Project description:Ecological divergence at a microsite suggests adaptive evolution, and this study examined two abutting wild barley populations, each 100 m across, differentially adapted to drought tolerance on two contrasting soil types, Terra Rossa and basalt at the Tabigha Evolution Slope, Israel. We resequenced the genomes of seven and six wild barley genotypes inhabiting the Terra Rossa and basalt soils, respectively, and identified a total of 69,192,653 single-nucleotide variants (SNVs) and insertions/deletions in comparison with a reference barley genome. Comparative genomic analysis between these abutting wild barley populations involved 19,615,087 high-quality SNVs. The results revealed dramatically different selection sweep regions relevant to drought tolerance driven by edaphic natural selection within 2,577 selected genes in these regions, including key drought-responsive genes associated with ABA synthesis and degradation (such as Cytochrome P450 protein) and ABA receptor complex (such as PYL2, SNF1-related kinase). The genetic diversity of the wild barley population inhabiting Terra Rossa soil is much higher than that from the basalt soil. Additionally, we identified different sets of genes for drought adaptation in the wild barley populations from Terra Rossa soil and from wild barley populations from Evolution Canyon I at Mount Carmel.
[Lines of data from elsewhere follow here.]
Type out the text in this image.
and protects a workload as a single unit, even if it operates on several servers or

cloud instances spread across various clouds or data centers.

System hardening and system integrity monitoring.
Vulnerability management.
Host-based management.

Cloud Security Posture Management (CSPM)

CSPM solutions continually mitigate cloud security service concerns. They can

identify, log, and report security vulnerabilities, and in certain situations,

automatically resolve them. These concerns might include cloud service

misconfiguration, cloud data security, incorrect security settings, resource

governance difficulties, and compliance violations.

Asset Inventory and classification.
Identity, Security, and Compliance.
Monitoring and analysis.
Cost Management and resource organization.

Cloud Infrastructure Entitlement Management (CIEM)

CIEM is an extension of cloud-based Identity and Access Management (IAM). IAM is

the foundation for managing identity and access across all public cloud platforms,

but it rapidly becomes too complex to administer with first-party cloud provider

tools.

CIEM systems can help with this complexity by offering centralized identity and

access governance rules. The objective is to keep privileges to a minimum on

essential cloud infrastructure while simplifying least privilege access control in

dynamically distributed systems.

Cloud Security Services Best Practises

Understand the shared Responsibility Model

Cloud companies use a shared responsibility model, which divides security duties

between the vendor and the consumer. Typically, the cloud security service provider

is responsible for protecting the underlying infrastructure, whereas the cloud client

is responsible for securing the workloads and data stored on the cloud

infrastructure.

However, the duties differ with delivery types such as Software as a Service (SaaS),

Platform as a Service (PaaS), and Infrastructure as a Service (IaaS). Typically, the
These genes are associated with abscisic acid signaling, signaling and metabolism of reactive oxygen species, detoxification and antioxidative systems, rapid osmotic adjustment, and deep root morphology. The unique mechanisms for drought adaptation of the wild barley from the Tabigha Evolution Slope may be useful for crop improvement, particularly for breeding of barley cultivars with high drought tolerance.